Tokina? Did someone say Tokina? As everyone knows who has read some of my previous posts, I have been extremely satisified with Tokina lenses and the new 28-80 F/2.8 AT-X pro is fantastic in operation and build. In the next few weeks I should be getting back some slides I took on Fuji Velvia, Provia and Agfa RSX-II 200 ISO film shot through the 28-80 and the 20-35 AT-X pro. I'll post them when I can get around to having them scanned. However, from some test shots I did with this lens, it is even better than the 28-70 F/2.6-2.8 Tokina and I thought that lens was great. Oh yes, Internal Focus. Love it. Great for using a polorizer and zooming back and forth and moving from subject to subject with the sun in the same spot. With internal focus you don't have to keep readjusting the polorizer, or a graduated filter if you are using one. Also, IF is faster since the motor only has to power the movement of internal elements not the entire lens barrel. DD
Instead of buying the 28-70mm f/2.8 AF-S I purchased the 17-35mm f/2.8 AF-S and the 35-70mm f/2.8D. I have to concur with Adesso (Bill) in all he said, specially that it is very sharp. Also its micro capability works indeed well. Have a great time JRP My profile Previous photography stuff, before Nikonians: A Brief Love Story
This is a great lens, eventhough a tad old and pretty heavy (not sure if that is an issue).
It's very robust so you normally won't get any bad eggs by buying a used one.
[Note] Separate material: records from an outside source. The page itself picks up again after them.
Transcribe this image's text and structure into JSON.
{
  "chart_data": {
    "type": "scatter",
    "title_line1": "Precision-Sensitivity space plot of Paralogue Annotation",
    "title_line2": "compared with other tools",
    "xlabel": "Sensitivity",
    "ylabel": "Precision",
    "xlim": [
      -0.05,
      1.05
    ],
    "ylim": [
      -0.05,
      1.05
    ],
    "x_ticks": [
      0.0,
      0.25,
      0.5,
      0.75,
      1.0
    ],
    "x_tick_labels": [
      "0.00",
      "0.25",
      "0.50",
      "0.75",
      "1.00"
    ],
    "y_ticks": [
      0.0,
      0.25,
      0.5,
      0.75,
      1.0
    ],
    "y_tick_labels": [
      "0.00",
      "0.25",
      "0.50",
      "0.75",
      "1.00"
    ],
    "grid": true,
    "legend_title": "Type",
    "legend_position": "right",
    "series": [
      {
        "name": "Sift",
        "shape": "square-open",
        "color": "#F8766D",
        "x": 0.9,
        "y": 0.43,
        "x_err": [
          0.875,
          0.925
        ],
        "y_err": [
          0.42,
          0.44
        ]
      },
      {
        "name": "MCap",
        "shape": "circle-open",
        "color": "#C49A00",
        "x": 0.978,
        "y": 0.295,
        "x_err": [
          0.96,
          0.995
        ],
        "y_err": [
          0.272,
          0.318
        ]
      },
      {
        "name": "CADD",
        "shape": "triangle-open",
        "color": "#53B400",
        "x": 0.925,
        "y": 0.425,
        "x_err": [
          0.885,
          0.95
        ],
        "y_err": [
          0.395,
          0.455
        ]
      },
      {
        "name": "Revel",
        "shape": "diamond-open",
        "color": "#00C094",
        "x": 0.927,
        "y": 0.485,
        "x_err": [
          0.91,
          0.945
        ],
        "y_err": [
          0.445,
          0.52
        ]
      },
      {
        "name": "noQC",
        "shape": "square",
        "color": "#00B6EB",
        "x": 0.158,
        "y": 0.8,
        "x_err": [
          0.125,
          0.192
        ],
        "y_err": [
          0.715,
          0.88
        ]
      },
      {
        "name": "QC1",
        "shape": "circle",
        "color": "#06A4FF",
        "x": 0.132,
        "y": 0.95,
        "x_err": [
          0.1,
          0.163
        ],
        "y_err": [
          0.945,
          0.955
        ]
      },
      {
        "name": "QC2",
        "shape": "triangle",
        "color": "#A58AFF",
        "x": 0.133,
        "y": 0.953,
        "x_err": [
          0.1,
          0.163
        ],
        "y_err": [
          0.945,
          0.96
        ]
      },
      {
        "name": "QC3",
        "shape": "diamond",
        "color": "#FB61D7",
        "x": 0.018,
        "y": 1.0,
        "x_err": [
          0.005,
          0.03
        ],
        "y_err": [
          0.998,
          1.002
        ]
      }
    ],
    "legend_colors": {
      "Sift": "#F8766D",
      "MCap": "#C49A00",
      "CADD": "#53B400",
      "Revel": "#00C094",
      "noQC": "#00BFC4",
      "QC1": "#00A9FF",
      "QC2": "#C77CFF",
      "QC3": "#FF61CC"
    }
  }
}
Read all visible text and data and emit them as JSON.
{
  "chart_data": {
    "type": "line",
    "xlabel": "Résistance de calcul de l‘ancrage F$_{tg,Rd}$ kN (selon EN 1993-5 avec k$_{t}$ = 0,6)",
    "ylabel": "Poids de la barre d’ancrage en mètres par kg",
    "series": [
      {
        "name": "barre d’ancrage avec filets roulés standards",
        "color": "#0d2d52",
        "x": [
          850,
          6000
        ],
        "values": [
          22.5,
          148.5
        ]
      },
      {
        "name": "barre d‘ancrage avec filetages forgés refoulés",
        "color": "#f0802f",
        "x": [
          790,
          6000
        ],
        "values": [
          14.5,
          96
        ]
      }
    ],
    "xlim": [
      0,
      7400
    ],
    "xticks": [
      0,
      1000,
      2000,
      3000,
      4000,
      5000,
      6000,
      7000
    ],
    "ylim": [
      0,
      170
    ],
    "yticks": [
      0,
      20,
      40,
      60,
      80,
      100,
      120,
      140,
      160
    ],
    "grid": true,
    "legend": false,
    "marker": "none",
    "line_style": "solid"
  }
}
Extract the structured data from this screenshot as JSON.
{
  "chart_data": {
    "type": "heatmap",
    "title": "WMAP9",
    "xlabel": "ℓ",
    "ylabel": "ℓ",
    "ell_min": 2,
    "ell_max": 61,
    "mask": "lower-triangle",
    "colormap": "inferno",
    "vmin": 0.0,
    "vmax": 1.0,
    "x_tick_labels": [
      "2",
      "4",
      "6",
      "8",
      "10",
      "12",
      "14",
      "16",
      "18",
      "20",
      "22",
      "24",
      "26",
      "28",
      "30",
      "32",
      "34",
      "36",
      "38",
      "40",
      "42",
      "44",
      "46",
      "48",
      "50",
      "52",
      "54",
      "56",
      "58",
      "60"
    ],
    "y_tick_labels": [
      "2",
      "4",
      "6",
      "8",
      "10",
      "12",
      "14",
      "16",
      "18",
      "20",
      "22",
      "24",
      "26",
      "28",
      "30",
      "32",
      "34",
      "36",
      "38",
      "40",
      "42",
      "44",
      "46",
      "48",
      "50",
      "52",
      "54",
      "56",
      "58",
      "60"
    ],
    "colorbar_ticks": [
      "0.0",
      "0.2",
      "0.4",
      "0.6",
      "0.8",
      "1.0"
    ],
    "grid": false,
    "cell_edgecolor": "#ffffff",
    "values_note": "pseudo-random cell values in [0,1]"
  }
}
Make sure though that the zoom ring is not moving too lightly, or you will have the infamous "zoom creep". I think that some 35-70/2.8's may have this problem. My father has one of these and I have used it pretty much - very nice indeed. I can recommend it if you don't want to invest the additional bucks in a 28-70.
Greg, when I looked at zooms in that range, I found it very slow in AF, and felt "old" in design, not that old is bad, I love the AIS lenses I have, however for AF lenses they should be quick in focus. My opinion, I'm sure others disagree. I bought the AF-S 28-70/2.8 instead, if you look around I'm sure you should be able to find a good 2nd hand version by now.
I own the legendary 35-70 2.8 lens, it's not one of the latest nikon lenses but it sure is one of the greatest.All metal construction , sharp as a tack,with a constant 2.8 aperture. There are newer lenses in about this range ie: Nikon's own a/f/s 28-70 but the cost & weight of that lens is prohibited. This lens is always on my f100, only coming off for the 80-200 2.8 when the need arises. Don't know to much about third party lenses as I prefer to use Nikon lenses when ever possible Don,t confuse this lens with consumer grade lenses Nikon or third party which in most cases are variable aperture & not built to pro standards. This is one lens that can take you where ever your photo interests dictate & always provide out standing results.